Version of Record online: 23 MAR 2012
Copyright © 2012 Royal Meteorological Society
Volume 19, Issue 3, page E1, September 2012
How to Cite
Orr, A. (2012), Thomas T. Warner, 2011. Numerical Weather and Climate Prediction, Cambridge University Press, Cambridge, UK. ISBN: 978-0-521-51389-0. Hardback, 526 PP. Met. Apps, 19: E1. doi: 10.1002/met.1309
- Issue online: 3 SEP 2012
- Version of Record online: 23 MAR 2012
This is a very clearly written and eminently readable book which provides a comprehensive general introduction to the use of atmospheric models for climate research or operational forecasting. The book has chapters on the governing systems of equations and their numerical solutions, physical-based parameterizations, model initialization/data assimilation, ensemble methods, predictability, verification methods, experimental designs in model-based research, operational prediction, computational fluid dynamics models, climate modelling and downscaling, techniques for analysing model output, statistical post-processing, and special applications such as air-quality modelling and flood prediction. Each chapter contains clear and informative illustrations. Each chapter stands alone and can be read independently. Acronyms, abbreviations and mathematical symbols are listed at the start of the book. Important terms are written in italics when they first appear, in order to identify them as worth remembering. Each chapter contains additional references for those who need further information on particular topics.

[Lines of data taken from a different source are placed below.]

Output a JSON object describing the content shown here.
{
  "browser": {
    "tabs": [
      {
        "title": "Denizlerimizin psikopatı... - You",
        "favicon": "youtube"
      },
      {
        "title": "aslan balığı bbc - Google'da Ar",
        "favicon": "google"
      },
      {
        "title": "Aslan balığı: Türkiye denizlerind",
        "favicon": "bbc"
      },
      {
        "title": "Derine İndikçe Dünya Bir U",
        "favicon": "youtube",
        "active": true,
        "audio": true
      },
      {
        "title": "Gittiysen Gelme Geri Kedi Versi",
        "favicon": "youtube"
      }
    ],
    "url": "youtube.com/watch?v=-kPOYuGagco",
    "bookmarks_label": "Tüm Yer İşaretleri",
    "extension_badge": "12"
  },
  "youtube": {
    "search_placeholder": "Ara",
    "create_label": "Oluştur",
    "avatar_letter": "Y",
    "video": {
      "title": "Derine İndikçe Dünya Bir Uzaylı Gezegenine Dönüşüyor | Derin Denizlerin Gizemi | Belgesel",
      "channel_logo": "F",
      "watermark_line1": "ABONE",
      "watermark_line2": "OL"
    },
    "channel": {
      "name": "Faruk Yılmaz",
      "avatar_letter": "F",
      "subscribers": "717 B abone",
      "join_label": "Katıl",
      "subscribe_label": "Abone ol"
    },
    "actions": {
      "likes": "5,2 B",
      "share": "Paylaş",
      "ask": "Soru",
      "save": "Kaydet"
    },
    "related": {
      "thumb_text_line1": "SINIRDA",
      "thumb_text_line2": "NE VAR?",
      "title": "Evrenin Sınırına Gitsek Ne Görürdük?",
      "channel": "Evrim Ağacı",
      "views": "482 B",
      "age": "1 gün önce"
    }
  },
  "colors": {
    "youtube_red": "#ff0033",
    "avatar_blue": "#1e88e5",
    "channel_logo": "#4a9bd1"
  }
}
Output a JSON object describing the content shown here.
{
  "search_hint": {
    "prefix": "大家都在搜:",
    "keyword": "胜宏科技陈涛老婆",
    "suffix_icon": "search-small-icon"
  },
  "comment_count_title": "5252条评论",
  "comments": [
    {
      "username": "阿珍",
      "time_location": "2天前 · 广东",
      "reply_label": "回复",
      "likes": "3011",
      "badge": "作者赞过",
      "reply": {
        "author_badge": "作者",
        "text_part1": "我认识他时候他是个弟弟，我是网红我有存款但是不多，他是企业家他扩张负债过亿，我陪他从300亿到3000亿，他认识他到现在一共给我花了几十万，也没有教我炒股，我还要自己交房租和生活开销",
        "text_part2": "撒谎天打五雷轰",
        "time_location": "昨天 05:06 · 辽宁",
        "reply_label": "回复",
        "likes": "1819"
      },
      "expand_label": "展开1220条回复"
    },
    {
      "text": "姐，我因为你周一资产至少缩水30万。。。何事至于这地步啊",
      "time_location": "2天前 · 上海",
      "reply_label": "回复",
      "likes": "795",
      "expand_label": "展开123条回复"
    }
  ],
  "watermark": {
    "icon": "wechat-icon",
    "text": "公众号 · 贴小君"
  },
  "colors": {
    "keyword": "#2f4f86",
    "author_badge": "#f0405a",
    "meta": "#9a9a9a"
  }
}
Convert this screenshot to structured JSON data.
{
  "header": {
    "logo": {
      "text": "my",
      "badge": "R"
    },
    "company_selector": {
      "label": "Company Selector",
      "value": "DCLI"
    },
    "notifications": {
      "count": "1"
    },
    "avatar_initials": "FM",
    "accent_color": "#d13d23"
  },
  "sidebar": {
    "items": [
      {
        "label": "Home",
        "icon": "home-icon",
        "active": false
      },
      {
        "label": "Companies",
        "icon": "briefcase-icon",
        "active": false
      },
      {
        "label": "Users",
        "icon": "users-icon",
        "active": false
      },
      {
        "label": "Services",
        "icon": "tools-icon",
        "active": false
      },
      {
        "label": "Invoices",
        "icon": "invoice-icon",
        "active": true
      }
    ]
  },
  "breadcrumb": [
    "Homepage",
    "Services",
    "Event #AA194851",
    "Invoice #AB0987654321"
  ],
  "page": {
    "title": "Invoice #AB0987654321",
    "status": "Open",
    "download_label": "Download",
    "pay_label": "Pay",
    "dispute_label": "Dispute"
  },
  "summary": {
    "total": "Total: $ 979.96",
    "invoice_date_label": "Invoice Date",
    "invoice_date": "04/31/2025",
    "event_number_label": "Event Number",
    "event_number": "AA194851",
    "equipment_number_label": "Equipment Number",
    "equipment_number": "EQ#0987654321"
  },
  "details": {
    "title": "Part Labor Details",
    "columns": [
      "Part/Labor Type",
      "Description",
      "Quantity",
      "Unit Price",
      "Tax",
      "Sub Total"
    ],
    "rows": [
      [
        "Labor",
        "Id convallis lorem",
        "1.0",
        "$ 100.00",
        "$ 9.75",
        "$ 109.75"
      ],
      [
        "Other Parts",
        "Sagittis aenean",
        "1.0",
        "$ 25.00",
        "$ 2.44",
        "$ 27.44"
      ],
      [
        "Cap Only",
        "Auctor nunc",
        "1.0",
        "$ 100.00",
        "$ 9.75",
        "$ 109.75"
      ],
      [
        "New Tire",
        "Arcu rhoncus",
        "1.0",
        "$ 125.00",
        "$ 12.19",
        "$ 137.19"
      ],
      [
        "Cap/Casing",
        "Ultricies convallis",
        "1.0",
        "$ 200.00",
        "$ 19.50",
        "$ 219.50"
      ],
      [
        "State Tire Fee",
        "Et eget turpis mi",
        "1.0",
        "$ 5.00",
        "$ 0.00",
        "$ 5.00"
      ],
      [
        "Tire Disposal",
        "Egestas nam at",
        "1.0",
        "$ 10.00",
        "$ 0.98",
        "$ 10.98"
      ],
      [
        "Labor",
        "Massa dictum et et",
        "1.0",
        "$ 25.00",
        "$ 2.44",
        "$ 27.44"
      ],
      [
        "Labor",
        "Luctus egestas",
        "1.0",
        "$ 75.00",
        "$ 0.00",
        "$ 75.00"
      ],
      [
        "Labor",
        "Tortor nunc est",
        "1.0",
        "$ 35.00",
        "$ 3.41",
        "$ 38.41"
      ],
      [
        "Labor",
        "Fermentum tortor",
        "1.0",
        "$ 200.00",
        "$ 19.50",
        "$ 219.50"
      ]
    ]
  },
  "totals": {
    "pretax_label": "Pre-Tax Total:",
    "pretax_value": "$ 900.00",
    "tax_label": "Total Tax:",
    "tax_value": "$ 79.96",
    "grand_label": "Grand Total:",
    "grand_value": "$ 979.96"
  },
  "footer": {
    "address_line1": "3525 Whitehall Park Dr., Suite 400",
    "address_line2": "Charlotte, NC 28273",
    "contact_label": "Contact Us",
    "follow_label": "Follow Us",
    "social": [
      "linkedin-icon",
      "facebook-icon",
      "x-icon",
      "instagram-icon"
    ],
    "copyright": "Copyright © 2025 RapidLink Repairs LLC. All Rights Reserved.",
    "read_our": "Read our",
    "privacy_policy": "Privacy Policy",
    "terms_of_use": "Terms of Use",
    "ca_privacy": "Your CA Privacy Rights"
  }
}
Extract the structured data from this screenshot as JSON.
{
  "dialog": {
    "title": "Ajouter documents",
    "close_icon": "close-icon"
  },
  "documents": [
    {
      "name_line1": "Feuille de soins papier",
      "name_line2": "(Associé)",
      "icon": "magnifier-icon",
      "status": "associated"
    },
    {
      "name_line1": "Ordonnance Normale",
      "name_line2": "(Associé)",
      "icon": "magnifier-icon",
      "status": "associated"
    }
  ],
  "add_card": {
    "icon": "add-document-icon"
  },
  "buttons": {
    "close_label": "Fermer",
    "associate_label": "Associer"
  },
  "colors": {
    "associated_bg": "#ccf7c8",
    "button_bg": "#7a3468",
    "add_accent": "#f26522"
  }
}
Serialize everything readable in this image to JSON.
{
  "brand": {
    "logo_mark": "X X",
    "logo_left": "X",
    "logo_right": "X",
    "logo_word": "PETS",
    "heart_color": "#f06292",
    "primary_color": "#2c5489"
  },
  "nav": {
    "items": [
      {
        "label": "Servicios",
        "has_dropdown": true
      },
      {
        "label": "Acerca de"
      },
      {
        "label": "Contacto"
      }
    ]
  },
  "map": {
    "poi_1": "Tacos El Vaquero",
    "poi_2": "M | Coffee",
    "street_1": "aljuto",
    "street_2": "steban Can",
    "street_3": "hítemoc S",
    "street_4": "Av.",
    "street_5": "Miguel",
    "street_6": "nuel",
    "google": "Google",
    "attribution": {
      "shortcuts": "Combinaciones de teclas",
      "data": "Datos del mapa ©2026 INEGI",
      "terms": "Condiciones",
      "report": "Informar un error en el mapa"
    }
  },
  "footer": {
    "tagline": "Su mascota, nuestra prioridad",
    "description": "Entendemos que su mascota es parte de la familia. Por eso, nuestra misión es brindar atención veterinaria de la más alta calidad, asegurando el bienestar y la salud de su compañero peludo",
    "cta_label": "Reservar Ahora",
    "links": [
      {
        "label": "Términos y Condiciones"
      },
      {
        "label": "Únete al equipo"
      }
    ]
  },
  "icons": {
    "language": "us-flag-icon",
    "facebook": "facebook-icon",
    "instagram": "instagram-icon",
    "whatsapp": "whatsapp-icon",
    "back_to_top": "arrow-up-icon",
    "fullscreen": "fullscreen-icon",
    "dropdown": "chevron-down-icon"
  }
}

The target audience for this book is students, researchers, and professionals who use numerical models for their research and applications. The book's very accessible style means that it could be enjoyed by all of these people, or at least anyone with a basic understanding of atmospheric science. First and foremost it would make an excellent book for anyone wanting a comprehensive understanding of the key components of atmospheric numerical modelling, but it is also suitable for helping: (1) model users to appreciate and understand the capabilities, strengths and weaknesses of numerical modelling, in particular model users from both the meteorological and non-meteorological communities who have little experience in atmospheric modelling and knowledge of the model limitations and who effectively use the model like a ‘black box’, and (2) model developers, to provide them with a fundamental understanding of numerical modelling beyond the often narrow regions which may directly interest them.
In summary, this book makes an excellent learning aid and reference text for students and more advanced users of atmospheric models for use in research and operations. As an atmospheric modeller myself, I shall be referring to it frequently from now on.